Mayer said that she has given birth to healthy twin girls. That came just one day after her company told the world that it would abandon a key part of her turnaround plan for the struggling firm and consider spinning off Yahoo's core business.

This is the second time that Mayer's had to juggle important personal and professional news. When she initially accepted the top job at Yahoo in July 2012, Mayer was in her third trimester. After giving birth to her son that September, she sparked controversy by taking only a few weeks of maternity leave.

With Yahoo again at a crucial transition point, Mayer has said she will take “limited leave” following the birth of her daughters and will again work throughout her time outside the office.

The questions swirling around the company's future - Yahoo's board said on Wednesday that it had scrapped the idea of spinning off its stake in Alibaba Group and will examine a “reverse spinoff” of its other businesses instead - have also focused attention on how much Mayer could make if she and the struggling Internet pioneer end up someday parting ways.

Mayer was not only the highest paid female chief executive last year.
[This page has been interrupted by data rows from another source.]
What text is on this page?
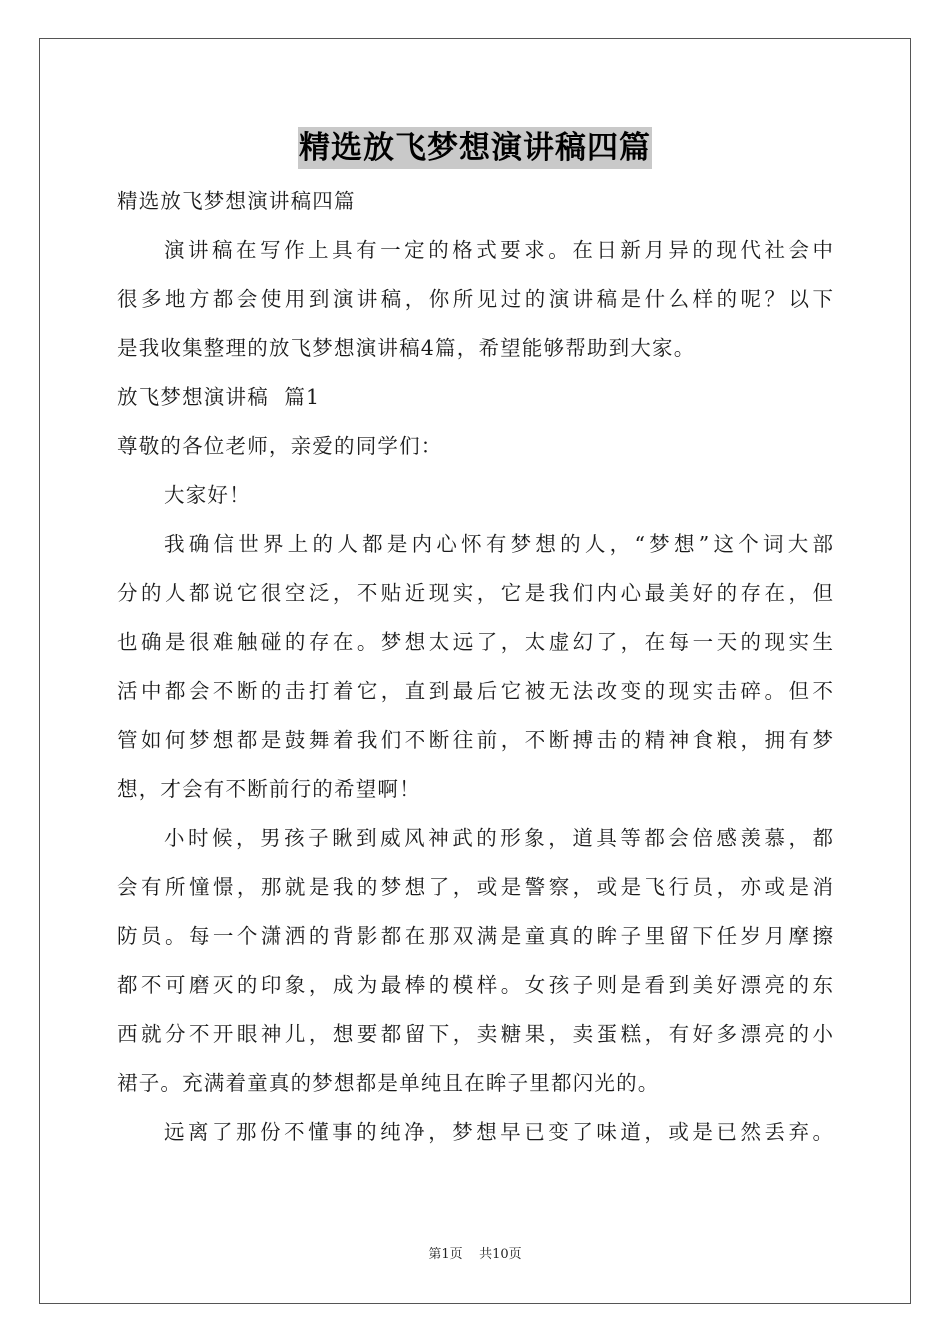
精选放飞梦想演讲稿四篇
精选放飞梦想演讲稿四篇
演讲稿在写作上具有一定的格式要求。在日新月异的现代社会中
很多地方都会使用到演讲稿，你所见过的演讲稿是什么样的呢？以下
是我收集整理的放飞梦想演讲稿4篇，希望能够帮助到大家。
放飞梦想演讲稿  篇1
尊敬的各位老师，亲爱的同学们：
大家好！
我确信世界上的人都是内心怀有梦想的人，“梦想”这个词大部
分的人都说它很空泛，不贴近现实，它是我们内心最美好的存在，但
也确是很难触碰的存在。梦想太远了，太虚幻了，在每一天的现实生
活中都会不断的击打着它，直到最后它被无法改变的现实击碎。但不
管如何梦想都是鼓舞着我们不断往前，不断搏击的精神食粮，拥有梦
想，才会有不断前行的希望啊！
小时候，男孩子瞅到威风神武的形象，道具等都会倍感羡慕，都
会有所憧憬，那就是我的梦想了，或是警察，或是飞行员，亦或是消
防员。每一个潇洒的背影都在那双满是童真的眸子里留下任岁月摩擦
都不可磨灭的印象，成为最棒的模样。女孩子则是看到美好漂亮的东
西就分不开眼神儿，想要都留下，卖糖果，卖蛋糕，有好多漂亮的小
裙子。充满着童真的梦想都是单纯且在眸子里都闪光的。
远离了那份不懂事的纯净，梦想早已变了味道，或是已然丢弃。
第1页 共10页
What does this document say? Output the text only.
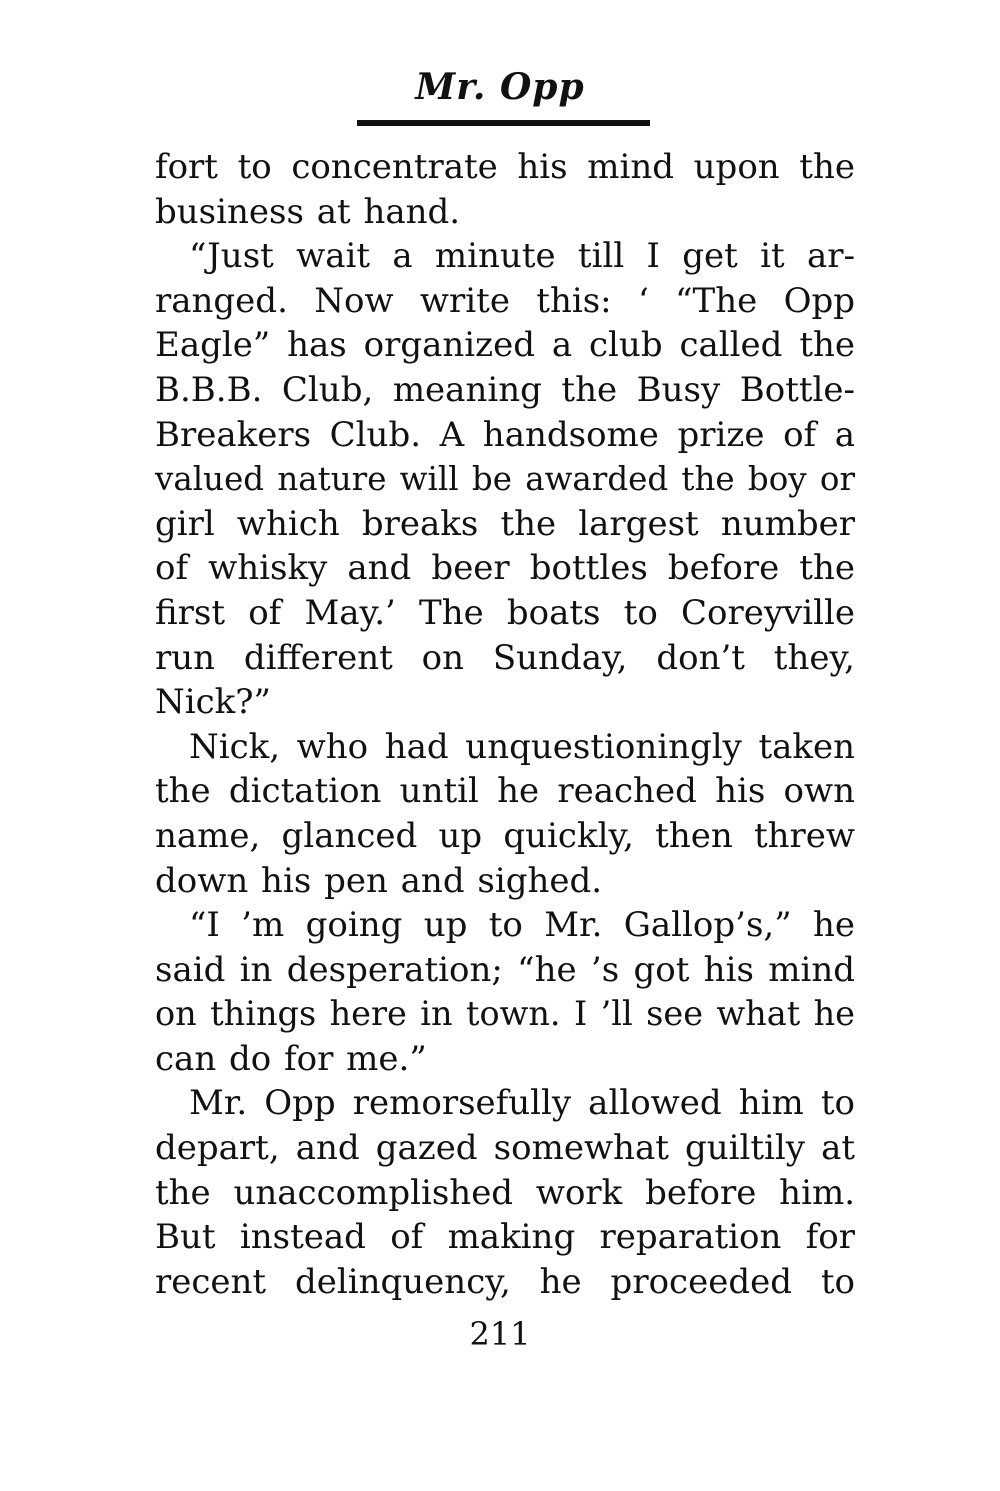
Mr. Opp
fort to concentrate his mind upon the
business at hand.
“Just wait a minute till I get it ar-
ranged. Now write this: ‘ “The Opp
Eagle” has organized a club called the
B.B.B. Club, meaning the Busy Bottle-
Breakers Club. A handsome prize of a
valued nature will be awarded the boy or
girl which breaks the largest number
of whisky and beer bottles before the
first of May.’ The boats to Coreyville
run different on Sunday, don’t they,
Nick?”
Nick, who had unquestioningly taken
the dictation until he reached his own
name, glanced up quickly, then threw
down his pen and sighed.
“I ’m going up to Mr. Gallop’s,” he
said in desperation; “he ’s got his mind
on things here in town. I ’ll see what he
can do for me.”
Mr. Opp remorsefully allowed him to
depart, and gazed somewhat guiltily at
the unaccomplished work before him.
But instead of making reparation for
recent delinquency, he proceeded to
211
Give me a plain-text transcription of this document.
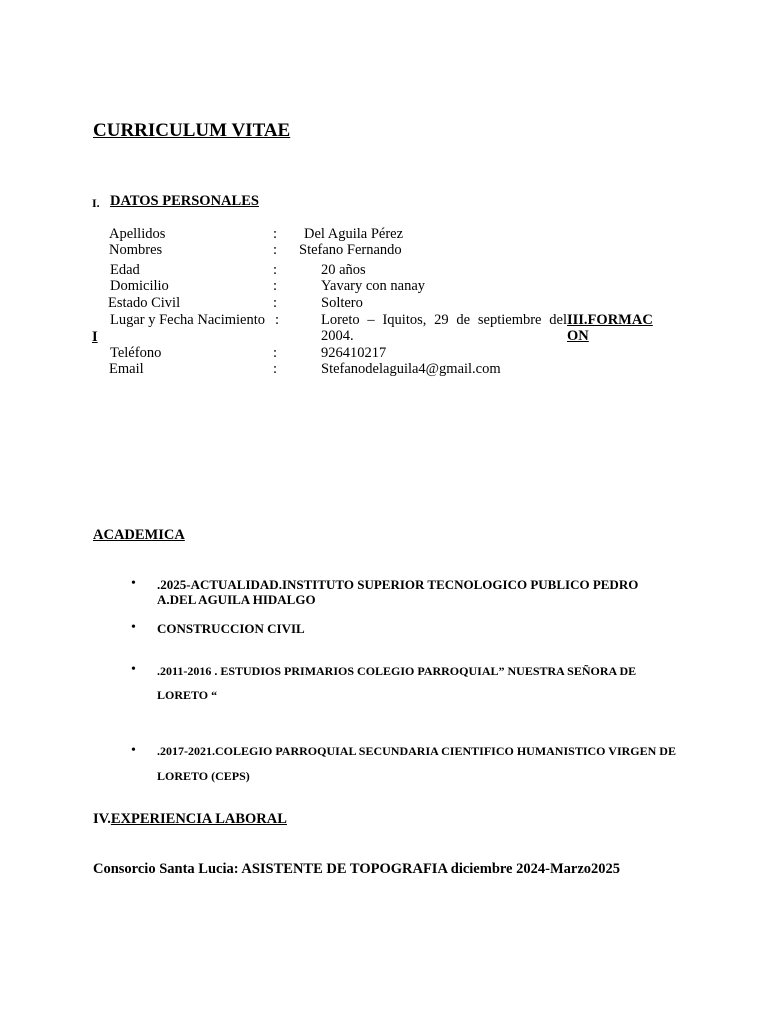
CURRICULUM VITAE
I. DATOS PERSONALES
Apellidos	: Del Aguila Pérez
Nombres	: Stefano Fernando
Edad	:	20 años
Domicilio	:	Yavary con nanay
Estado Civil	:	Soltero
Lugar y Fecha Nacimiento :	Loreto – Iquitos, 29 de septiembre del
2004.
III.FORMAC
ON
I
Teléfono	:	926410217
Email	:	Stefanodelaguila4@gmail.com
ACADEMICA
• .2025-ACTUALIDAD.INSTITUTO SUPERIOR TECNOLOGICO PUBLICO PEDRO
A.DEL AGUILA HIDALGO
• CONSTRUCCION CIVIL
• .2011-2016 . ESTUDIOS PRIMARIOS COLEGIO PARROQUIAL” NUESTRA SEÑORA DE
LORETO “
• .2017-2021.COLEGIO PARROQUIAL SECUNDARIA CIENTIFICO HUMANISTICO VIRGEN DE
LORETO (CEPS)
IV.EXPERIENCIA LABORAL
Consorcio Santa Lucia: ASISTENTE DE TOPOGRAFIA diciembre 2024-Marzo2025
She was also one of the best-paid CEOs overall. Depending on which ranking you check, her $42.1-million in 2014 compensation notched her as the 23rd, the 14th or even the fifth most highly paid CEO of a major US company.

While headlines and social media have buzzed this week with the figure of $157.9-million for a potential Mayer payoff in the event of her departure, that giant amount seems unlikely.

In Yahoo's most recent proxy statement, the company indeed estimates the potential value of Mayer's “change-in-control severance benefits,” as of December 31, 2014, at $157.9-million. That's the value of what Mayer's package was estimated to be if she was terminated without cause and if there was a “change-in-control” of the company, such as a sale or merger. (In a conference call with investors, Yahoo chairman Maynard Webb cautioned that there had been “no determination by the board to sell the company or any part of it” and he said the board had “complete confidence” in Yahoo's management team.)